Plaintiffs accept $6.3M in Bella Vista underground fire case by Tracy Neal | July 20, 2022 at 1:30 a.m.
FILE - In this Jan. 17, 2019 file photo, staff from the Arkansas Department of Environmental Quality install a meteorological station to record wind speed and direction at the former stump dump site in Bella Vista, Ark. The underground fire at the illegal dumping site in northwest Arkansas has been smoldering for at least seven months, sending noxious smoke throughout the community, with costs to extinguish it estimated in the tens of millions. The fire, which started in July is beneath dozens of feet of waste and dirt in a former dump intended for tree limbs and stumps. (Ben Goff/The Northwest Arkansas Democrat-Gazette via AP, File)

BELLA VISTA — A $6.3 million settlement has been reached in a lawsuit claiming smoke from a stump dump fire hurt nearby residents.

Sach Oliver, an attorney involved in the case, confirmed Monday a $6.3 million settlement had been reached to resolve the lawsuit. Oliver said the settlement involves 85 households with 150 people.

A jury trial on the matter was set to begin Aug. 2 in Benton County Circuit Judge Brad Karren’s court.

Oliver is one of the attorneys for the plaintiffs, who sued seeking compensation for the damages they say they suffered from the fire’s smoke and noxious fumes.

An underground fire burned at the Trafalgar Road stump dump site for months before the Bella Vista Property Owners Association hired firms to put it out. City firefighters discovered the fire July 29, 2018.

The association operated the dump from 2003 to 2016 on land leased from Blue Mountain Storage. The dump was a convenience for builders and residents in the area needing to dispose of organic matter, including leaves. By the time the fire was found burning underground, Brown’s Tree Service had purchased the land.

Contractors started work May 18, 2019, after the association took the job of extinguishing the fire and cleaning the 4.7-acre site from the state’s environmental quality agency.

The fire was extinguished June 4, 2019.

The association is paying $4.8 million of the settlement, with Brown’s paying $1 million and Blue Mountain settling for $500,000, Oliver said.

“We are thankful they put the fire out,” Oliver said, adding his clients “wanted the smoke to stop.”

Oliver said a third party will be hired to oversee the equitable division of the settlement. He said there must be an evaluation of individuals because not every person had the same harm.

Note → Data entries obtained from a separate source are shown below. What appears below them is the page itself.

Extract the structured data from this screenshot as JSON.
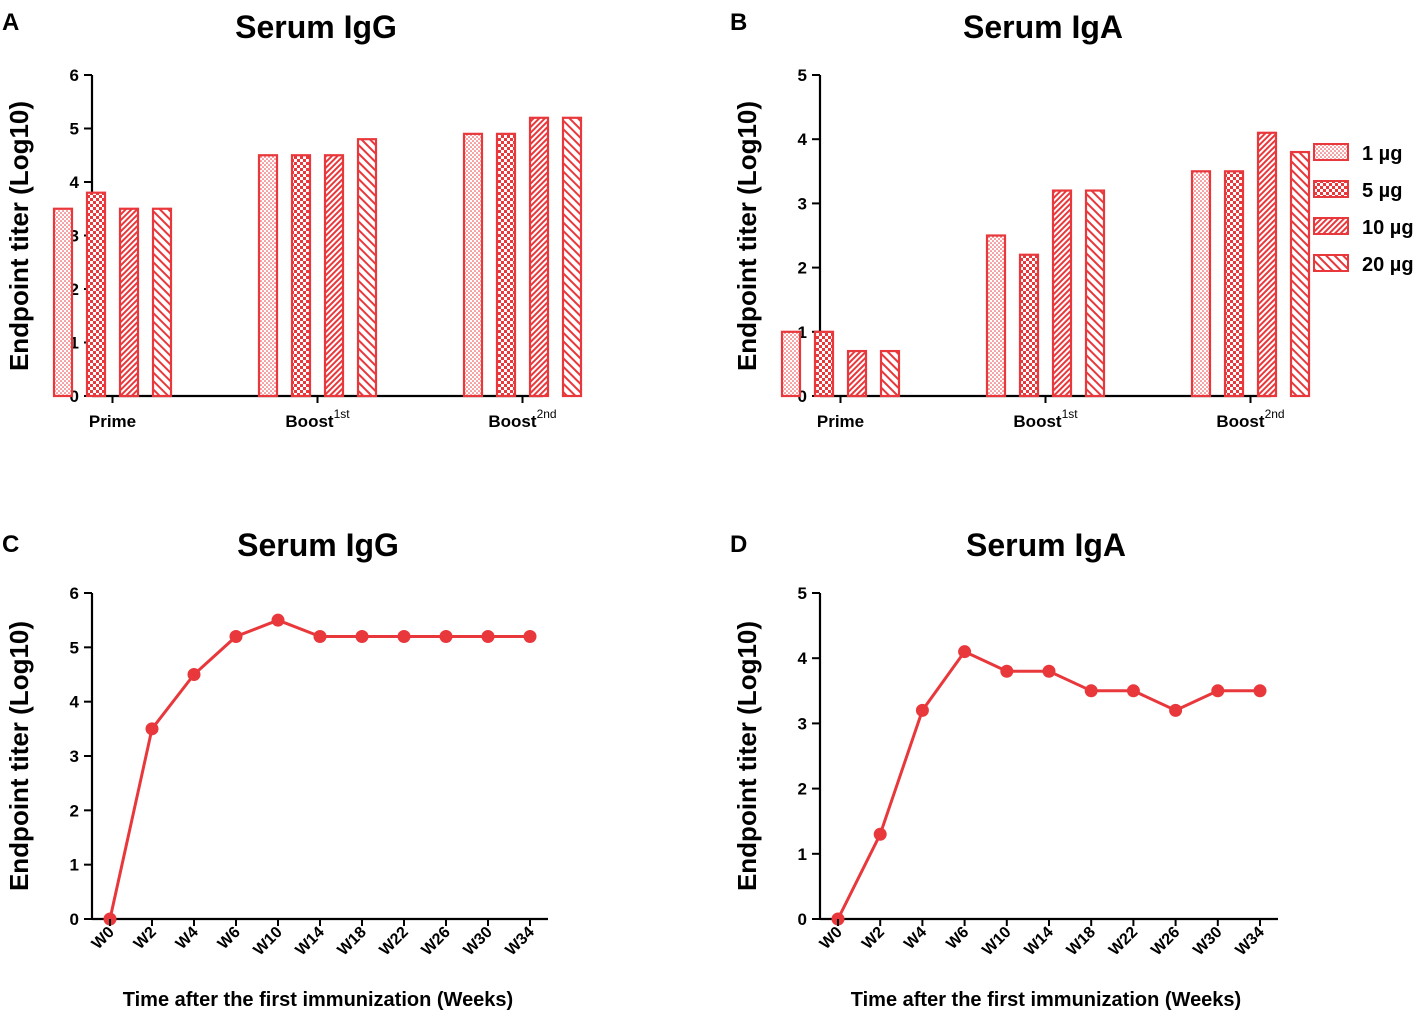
{
  "panels": [
    {
      "letter": "A",
      "type": "bar",
      "title": "Serum IgG",
      "ylabel": "Endpoint titer (Log10)",
      "ylim": [
        0,
        6
      ],
      "yticks": [
        "0",
        "1",
        "2",
        "3",
        "4",
        "5",
        "6"
      ],
      "groups": [
        {
          "label": "Boost",
          "sup": "",
          "prime": "Prime"
        }
      ],
      "categories": [
        {
          "main": "Prime",
          "sup": ""
        },
        {
          "main": "Boost",
          "sup": "1st"
        },
        {
          "main": "Boost",
          "sup": "2nd"
        }
      ],
      "series": [
        {
          "name": "1 µg",
          "values": [
            3.5,
            4.5,
            4.9
          ]
        },
        {
          "name": "5 µg",
          "values": [
            3.8,
            4.5,
            4.9
          ]
        },
        {
          "name": "10 µg",
          "values": [
            3.5,
            4.5,
            5.2
          ]
        },
        {
          "name": "20 µg",
          "values": [
            3.5,
            4.8,
            5.2
          ]
        }
      ]
    },
    {
      "letter": "B",
      "type": "bar",
      "title": "Serum IgA",
      "ylabel": "Endpoint titer (Log10)",
      "ylim": [
        0,
        5
      ],
      "yticks": [
        "0",
        "1",
        "2",
        "3",
        "4",
        "5"
      ],
      "categories": [
        {
          "main": "Prime",
          "sup": ""
        },
        {
          "main": "Boost",
          "sup": "1st"
        },
        {
          "main": "Boost",
          "sup": "2nd"
        }
      ],
      "series": [
        {
          "name": "1 µg",
          "values": [
            1.0,
            2.5,
            3.5
          ]
        },
        {
          "name": "5 µg",
          "values": [
            1.0,
            2.2,
            3.5
          ]
        },
        {
          "name": "10 µg",
          "values": [
            0.7,
            3.2,
            4.1
          ]
        },
        {
          "name": "20 µg",
          "values": [
            0.7,
            3.2,
            3.8
          ]
        }
      ]
    },
    {
      "letter": "C",
      "type": "line",
      "title": "Serum IgG",
      "ylabel": "Endpoint titer (Log10)",
      "xlabel": "Time after the first immunization (Weeks)",
      "ylim": [
        0,
        6
      ],
      "yticks": [
        "0",
        "1",
        "2",
        "3",
        "4",
        "5",
        "6"
      ],
      "x": [
        "W0",
        "W2",
        "W4",
        "W6",
        "W10",
        "W14",
        "W18",
        "W22",
        "W26",
        "W30",
        "W34"
      ],
      "values": [
        0,
        3.5,
        4.5,
        5.2,
        5.5,
        5.2,
        5.2,
        5.2,
        5.2,
        5.2,
        5.2
      ]
    },
    {
      "letter": "D",
      "type": "line",
      "title": "Serum IgA",
      "ylabel": "Endpoint titer (Log10)",
      "xlabel": "Time after the first immunization (Weeks)",
      "ylim": [
        0,
        5
      ],
      "yticks": [
        "0",
        "1",
        "2",
        "3",
        "4",
        "5"
      ],
      "x": [
        "W0",
        "W2",
        "W4",
        "W6",
        "W10",
        "W14",
        "W18",
        "W22",
        "W26",
        "W30",
        "W34"
      ],
      "values": [
        0,
        1.3,
        3.2,
        4.1,
        3.8,
        3.8,
        3.5,
        3.5,
        3.2,
        3.5,
        3.5
      ]
    }
  ],
  "legend": [
    "1 µg",
    "5 µg",
    "10 µg",
    "20 µg"
  ],
  "colors": {
    "accent": "#e8383c",
    "axis": "#000000"
  },
  "chart_data": [
    {
      "type": "bar",
      "title": "Serum IgG",
      "ylabel": "Endpoint titer (Log10)",
      "ylim": [
        0,
        6
      ],
      "categories": [
        "Prime",
        "Boost 1st",
        "Boost 2nd"
      ],
      "series": [
        {
          "name": "1 µg",
          "values": [
            3.5,
            4.5,
            4.9
          ]
        },
        {
          "name": "5 µg",
          "values": [
            3.8,
            4.5,
            4.9
          ]
        },
        {
          "name": "10 µg",
          "values": [
            3.5,
            4.5,
            5.2
          ]
        },
        {
          "name": "20 µg",
          "values": [
            3.5,
            4.8,
            5.2
          ]
        }
      ]
    },
    {
      "type": "bar",
      "title": "Serum IgA",
      "ylabel": "Endpoint titer (Log10)",
      "ylim": [
        0,
        5
      ],
      "categories": [
        "Prime",
        "Boost 1st",
        "Boost 2nd"
      ],
      "series": [
        {
          "name": "1 µg",
          "values": [
            1.0,
            2.5,
            3.5
          ]
        },
        {
          "name": "5 µg",
          "values": [
            1.0,
            2.2,
            3.5
          ]
        },
        {
          "name": "10 µg",
          "values": [
            0.7,
            3.2,
            4.1
          ]
        },
        {
          "name": "20 µg",
          "values": [
            0.7,
            3.2,
            3.8
          ]
        }
      ]
    },
    {
      "type": "line",
      "title": "Serum IgG",
      "xlabel": "Time after the first immunization (Weeks)",
      "ylabel": "Endpoint titer (Log10)",
      "ylim": [
        0,
        6
      ],
      "x": [
        "W0",
        "W2",
        "W4",
        "W6",
        "W10",
        "W14",
        "W18",
        "W22",
        "W26",
        "W30",
        "W34"
      ],
      "values": [
        0,
        3.5,
        4.5,
        5.2,
        5.5,
        5.2,
        5.2,
        5.2,
        5.2,
        5.2,
        5.2
      ]
    },
    {
      "type": "line",
      "title": "Serum IgA",
      "xlabel": "Time after the first immunization (Weeks)",
      "ylabel": "Endpoint titer (Log10)",
      "ylim": [
        0,
        5
      ],
      "x": [
        "W0",
        "W2",
        "W4",
        "W6",
        "W10",
        "W14",
        "W18",
        "W22",
        "W26",
        "W30",
        "W34"
      ],
      "values": [
        0,
        1.3,
        3.2,
        4.1,
        3.8,
        3.8,
        3.5,
        3.5,
        3.2,
        3.5,
        3.5
      ]
    }
  ]
}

“We understand the wide-ranging impact the fire had on everyone involved,” said Tom Judson, chief operating officer for the property owners association. “With the settlement of this lawsuit, we are now closing the chapter on a challenging ordeal for our entire community. We hope that this is an important, positive step in moving forward with some closure for all of the families and people affected by the fire.”

Judson said in early 2019, the state assessed the project and estimated it would cost between $20 million and $36 million and take roughly nine months to extinguish the fire.

“Despite the Bella Vista POA’s closure of the stump dump in 2016, marking the end of their involvement with the site, the POA stepped in and was successful in putting out the fire for $4 million and did so in less than 30 days,” Judson said. “We are glad the contractors the POA hired were able to extinguish the fire so quickly and mitigate the damage with urgency, exhausting all resources to the best of our ability.”

Judson said the association is paying $1 million towards the settlement while its insurance carrier is contributing $3.8 million.